Photos of prominent works mentioned in the book are scattered throughout the pages. When the story concentrates on art, those who create it and those who trade it, the novel soars.
It is in the portrait of the main characters where Martin is more abstract and less effective.
While the secondary characters seem fleshed and fully focused, the primary characters are, unfortunately, devoid of depth.
The title of the book seems to have a multilayered meaning, referring to the desires of the protagonist, Lacey Yeager, an ambitious young woman navigating her career in the art world through New York's auction houses and galleries, and most certainly referring to the attitude of Daniel Franks, the book's omniscient narrator, toward Lacey.

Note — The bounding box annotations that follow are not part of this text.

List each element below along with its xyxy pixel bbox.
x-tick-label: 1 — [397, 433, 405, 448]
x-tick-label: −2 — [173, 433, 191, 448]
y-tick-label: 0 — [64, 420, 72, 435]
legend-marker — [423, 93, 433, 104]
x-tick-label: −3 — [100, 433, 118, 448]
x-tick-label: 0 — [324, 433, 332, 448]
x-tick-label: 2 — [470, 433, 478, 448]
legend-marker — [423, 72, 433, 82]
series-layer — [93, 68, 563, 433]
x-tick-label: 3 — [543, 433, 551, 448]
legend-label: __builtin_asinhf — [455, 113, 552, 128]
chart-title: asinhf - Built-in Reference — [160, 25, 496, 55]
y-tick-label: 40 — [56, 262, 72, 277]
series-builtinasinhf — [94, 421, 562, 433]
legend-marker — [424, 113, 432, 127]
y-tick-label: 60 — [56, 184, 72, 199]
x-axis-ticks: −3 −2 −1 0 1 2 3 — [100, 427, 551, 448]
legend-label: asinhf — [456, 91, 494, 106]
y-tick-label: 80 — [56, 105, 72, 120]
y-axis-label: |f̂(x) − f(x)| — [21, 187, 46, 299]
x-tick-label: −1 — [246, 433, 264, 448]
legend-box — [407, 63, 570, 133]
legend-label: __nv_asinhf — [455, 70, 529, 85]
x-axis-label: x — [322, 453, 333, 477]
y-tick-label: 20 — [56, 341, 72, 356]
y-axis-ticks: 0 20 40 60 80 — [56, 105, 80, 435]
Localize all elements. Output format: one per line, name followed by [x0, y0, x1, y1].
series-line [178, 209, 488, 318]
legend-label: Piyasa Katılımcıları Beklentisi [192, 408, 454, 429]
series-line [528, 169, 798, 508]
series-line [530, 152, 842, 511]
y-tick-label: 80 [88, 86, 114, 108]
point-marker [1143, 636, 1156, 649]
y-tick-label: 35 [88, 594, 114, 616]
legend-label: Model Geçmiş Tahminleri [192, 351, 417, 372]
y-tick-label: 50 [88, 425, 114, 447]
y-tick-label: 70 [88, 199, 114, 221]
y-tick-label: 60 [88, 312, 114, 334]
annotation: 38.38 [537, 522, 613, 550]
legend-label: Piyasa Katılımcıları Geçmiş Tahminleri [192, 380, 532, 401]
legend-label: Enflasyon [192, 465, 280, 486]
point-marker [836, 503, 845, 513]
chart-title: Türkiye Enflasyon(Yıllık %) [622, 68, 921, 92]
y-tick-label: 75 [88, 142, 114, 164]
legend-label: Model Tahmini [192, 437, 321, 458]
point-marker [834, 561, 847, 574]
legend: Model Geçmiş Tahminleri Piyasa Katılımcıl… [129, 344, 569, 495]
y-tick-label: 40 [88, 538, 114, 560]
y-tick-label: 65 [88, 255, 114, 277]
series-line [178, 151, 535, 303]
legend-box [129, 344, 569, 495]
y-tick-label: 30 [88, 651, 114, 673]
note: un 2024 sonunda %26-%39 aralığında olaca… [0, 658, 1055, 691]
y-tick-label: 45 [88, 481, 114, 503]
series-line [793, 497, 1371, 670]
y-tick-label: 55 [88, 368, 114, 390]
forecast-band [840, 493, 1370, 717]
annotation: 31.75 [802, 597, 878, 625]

The reader meets Lacey and Daniel, just out of college in New York City, in the early 1990s.
She is beginning her career as a clerk at Sotheby's and he finds work as a freelance reporter covering art.
Daniel's narration is like a voice-over, and his presence hovers near, around and sometimes over Lacey -- observing, projecting and analyzing her.
He describes in intimate detail events he did not witness.
He is clearly more than a casual acquaintance, once a lover but never in love with her, and his obsession with her wobbles at the precipice of the creepy stalker abyss.
Lacey makes no emotional commitments; she uses her sexuality as a tool in building her career and she seems to take little joy in the beauty that surrounds her.
Her admirers, Daniel tells us, find her charming and vivacious, but few of those traits are demonstrated in her actions.
Her every move is coldly calculated and she lacks any vulnerability.
"She was rash with people, with her body, her remarks. She had an extraordinary sense of position: who was above her, who was below her. However, she considered no one her peer," Daniel explains. "She was equally reckless with all."
A little more than three-quarters of the way through the book, it seems that Martin perhaps neglected one of the most important components of a novel: a plot.
The book reads like an interesting conversation about the Manhattan art scene with an entertaining and informed insider, and it covers many of the trends over the last 20 years -- but, other than the obsession with Lacey, the story seems pointless.
Then suddenly the tale takes a sharp turn, weaving in a morality tale about blind ambition, tightly wrapping itself in the collapse of Wall Street, until finally it winds down to an open-ended conclusion.
Aside from the bizarre relationship between Daniel and Lacey, the book is an analysis of how money, and the status of those spending it, can influence not only the financial value of the art, but also its perceived worth as artistic expression.
"The theory of relativity certainly applies to art: just as gravity distorts space, an important collector distorts aesthetics," Martin writes.
Despite his own status as a notable art collector -- he once sold a painting for more than $26 million -- Martin's narrator waxes poetic about how private possession keeps great works from being shared with the masses.
"There are dozens of masterpieces in high apartments along Fifth Avenue, in sight of the Met, longing to make the leap into its comforting arms."
"An Object of Beauty" may be lacking in sympathetic characters, but it's a story rich in texture and style, giving insight into art and the business of art.
Much like a walk through a gallery, meaning is open to the interpretation of the reader.